Moins de deux ans avant sa disparition, Amiel (1821-1881)
fait le compte de sa correspondance : 30.000 lettres en
30 ans! soit trois lettres par jour! Cette
activité épistolaire n'est pas
étonnante de la part d'une personnalité
sociable mais constamment sur la défensive. De
tous les moyens d'entrer en communication avec autrui,
Amiel privilégie la correspondance. Elle est un
moyen de toucher l'autre tout en maintenant la distance
qui sauvegarde sa liberté intérieure. La
correspondance, comme le Journal, est un territoire
autorisé... mais, comme pour le Journal, il se
reproche de s'y livrer trop volontiers.
"Envie folle de ne rien faire ou d'aimer. Antipathie
pour ce qui presse.
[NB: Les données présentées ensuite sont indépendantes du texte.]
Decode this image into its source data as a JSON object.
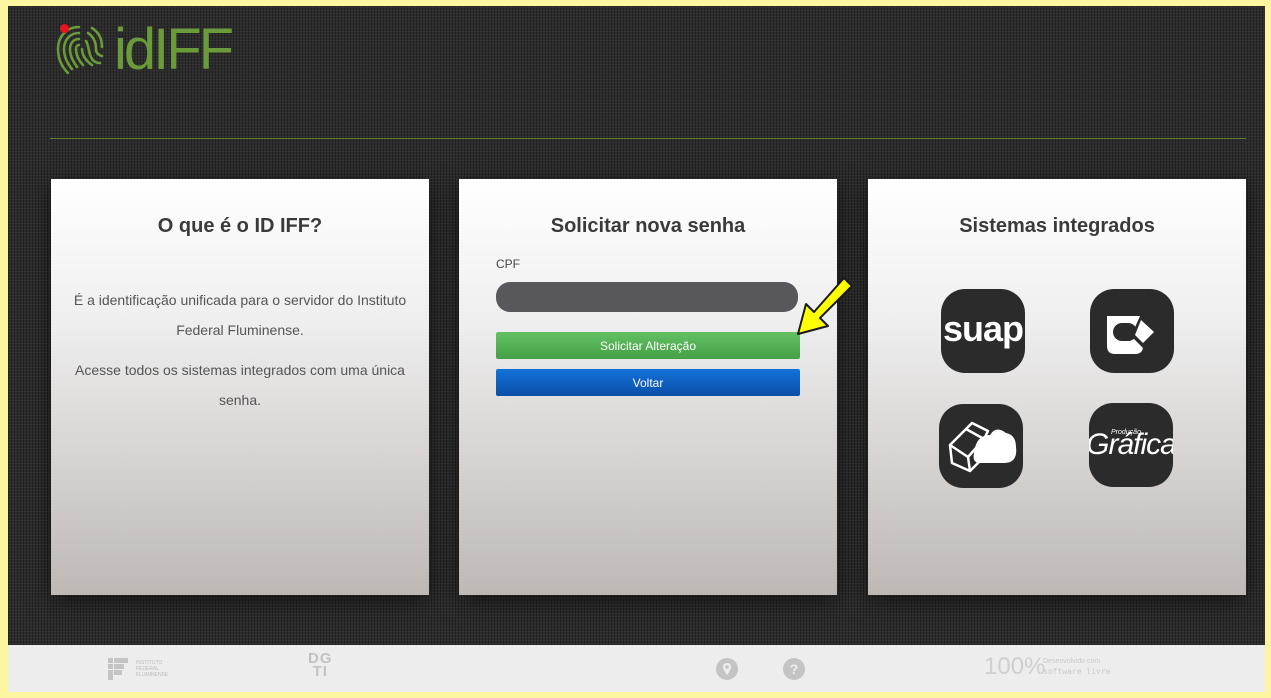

Ecrit [huit lettres]. C'est
le procédé pour flâner tout en
faisant plaisir. La correspondance est un des artifices
de la paresse (Journal 23.4.1879)."
Ce plaisir masque un mobile inquiétant.
"Les habiles font des économies de style dans
la correspondance et se réservent pour leurs
livres ou leurs articles. Ils mettent leur
électricité en foudres et en
éclairs; j'ai toujours dépensé la
mienne par mille pointes invisibles qui l'ont
écoulée sans flamme et sans bruit. Le
génie de l'inutile est assez proche parent de
l'instinct du suicide. (27.4.1872)."
A cette même époque, des fouilles dans un
grenier lui livrent ses lettres de jeunesse, importantes
pour reconstituer sa biographie avant la tenue de son
Journal régulier, commencé, tardivement,
à 26 ans. Sa découverte le fait
réfléchir sur la conservation de la
correspondance. Il mesure à quel point elle est
menacée. "C'est donc une prodigalité
folle de se dépenser en lettres, puisque les
idées, peintures, impressions, émotions que
l'on note de cette manière sont vouées
à l'oubli et à la destruction. Je regrette
mes lettres de voyage par exemple, et plus encore mes
lettres d'intimité. La myriade de mes lettres
perdues me ferait plaisir pour me rendre l'histoire de
mon âme (4.7.1879)."
^
Le sort des lettres après
le décès des
correspondants
Amiel classe avec soin les lettres qu'il
reçoit. Il redemande les siennes adressées
à ses amis décédés, sur
lesquelles il estime conserver un droit de
propriété morale non-transmissible, au nom
du secret de l'intimité.
"Après décès, j'ai bien rarement
vu revenir mes lettres au défunt, et l'on n'a pas
même répondu toujours à ma
prière d'espérer ce retour. La
délicatesse n'est pas usuelle. C'est à
décourager des correspondances cordiales ou
intimes. On ne sait jamais qui héritera de ce qui
ne le regarde point, et quel usage les profanes en
voudront faire. Il me semble pourtant clair comme le jour
que la correspondance intime de deux personnes appartient
à celui des deux qui survit, et qu'un tiers ne
peut s'emparer des secrets que je n'ai voulu confier
qu'à l'ami disparu. Matériellement, mes
lettres sont dans le tiroir de celui dont il
hérite, mais moralement si le tiers les garde il
me vole, s'il les publie il me viole (10.10.1878)."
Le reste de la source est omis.